Every endeavour will be made to deliver the correct quantity ordered, but owing to difficulty of producing exact quantities and in conformity with normal metal trade practice, estimates are conditional upon a margin of ± 50% being allowed for over and under deliveries, the same to be charged for or deducted as the case may be, on a pro rata basis.  When goods are consigned in or on returnable containers, drums, spools, boxes, crates, bags, packages, etc. any deposits or charges raised and invoiced in respect of such returnable containers, etc. shall be due and payable by the Purchaser at the same time as payment is due for goods so consigned.  Returnable empties shall be consigned carriage paid, or carriage forward, as agreed in respect of each order to the works from which they were originally despatched and prompt notification of such consignment shall be sent to the Seller.  Upon receipt of such returned empties in good condition the Seller credit the Purchaser (or refund the Purchaser on request) with the full deposited of paid therefor by the Purchaser.

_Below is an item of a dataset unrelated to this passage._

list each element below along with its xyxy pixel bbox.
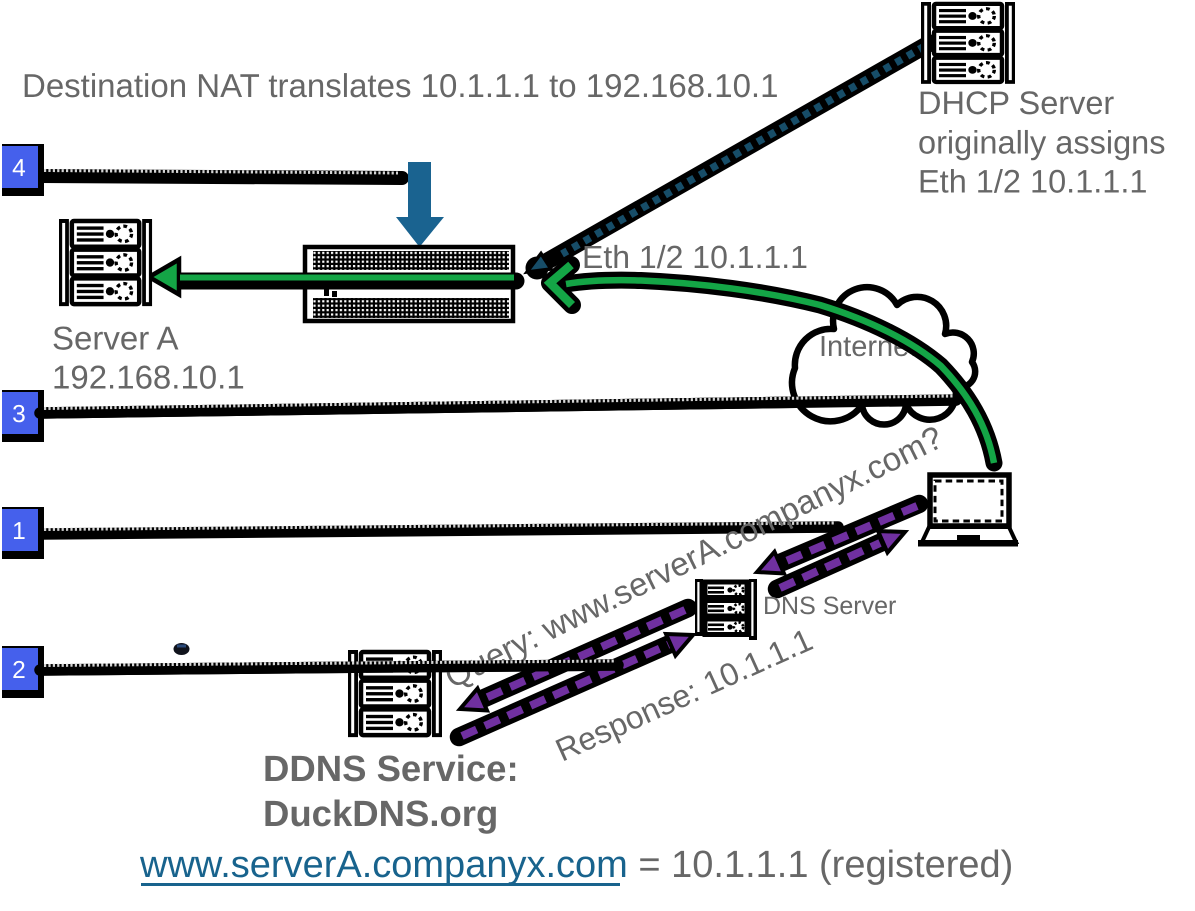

Value Added Tax will be levied unless a copy of the exemption certificate s supplied to the Seller.  It is the Purchaser’s responsibility when placing an order to indicate whether that order is subject to the abovementioned tax or not.

11.

WAIVER

 

Any relaxation which the Seller may permit on any one occasion in regard to any of the Purchaser’s obligations shall not prejudice or be regarded as a waiver of the Seller’s right to enforce those obligations on any subsequent occasion.

12.

NON-VARIATION

 

No alteration or variation of these conditions shall be any force or effect unless it is recorded in writing and signed by or on behalf of the Seller.

13.

NEGOTIABLE INSTRUMENTS

  Any promissory note, bill of exchange or other negotiable instrument received by the Seller from the Purchaser shall not be a novation of the debt for which it is given, and the Purchaser waives presentment, notice of dishonour or protest where applicable.
   

14.

RETURN OF GOODS

 
14.1 No goods may be returned or charged without the Seller’s prior written consent.

14.2

If the Seller does consent in terms of 14.1, the Purchaser shall be obliged to pay a handling fee of 10% (ten percent) of the invoiced price of the goods, which handling fee shall form part of the selling price of the goods which price will be increased by an amount equivalent to such handling fee.

15.

PROPER LAW

 

The validity of the contract its interpretation, the respective rights and obligations of the parties and all other matters arising in any way out of it or its performance or expiration or earlier termination for any reason, shall be determined in accordance with the laws of the Republic of South Africa.

16.

JURISDICTION

 
16.1 If the Purchaser is resident or carries on business in the Republic of South Africa then the Seller shall be entitled to institute any proceedings against the Purchaser arising out of the contract in any Magistrates Court having jurisdiction over the Purchaser even if the cause of action exceeds the jurisdiction.
16.2

If the Purchaser is not a resident of and does not carry on business in the Republic of South Africa, then the Purchaser consents and submits to the jurisdiction of the Gauteng Local Division of the Supreme Court of South Africa and all Courts of Appeal therefrom for all purposes arising out of the contract.

17.

LEGAL COSTS

 

The Purchaser shall pay all legal costs, on the attorney and client scale (including collection commission) incurred by the Seller in the recovery from the Purchaser of all or any money owing by the Purchaser under contract of sale.

18.

DOMICILIUM

 

The Purchaser chooses the address at which the goods are to be delivered as its domicilium citandi et executandi for all purposes under the contract.

19.

INTERPRETATION

  The heading in these conditions are for convenience only, and are not to be taken into account for the purpose of interpreting the contract.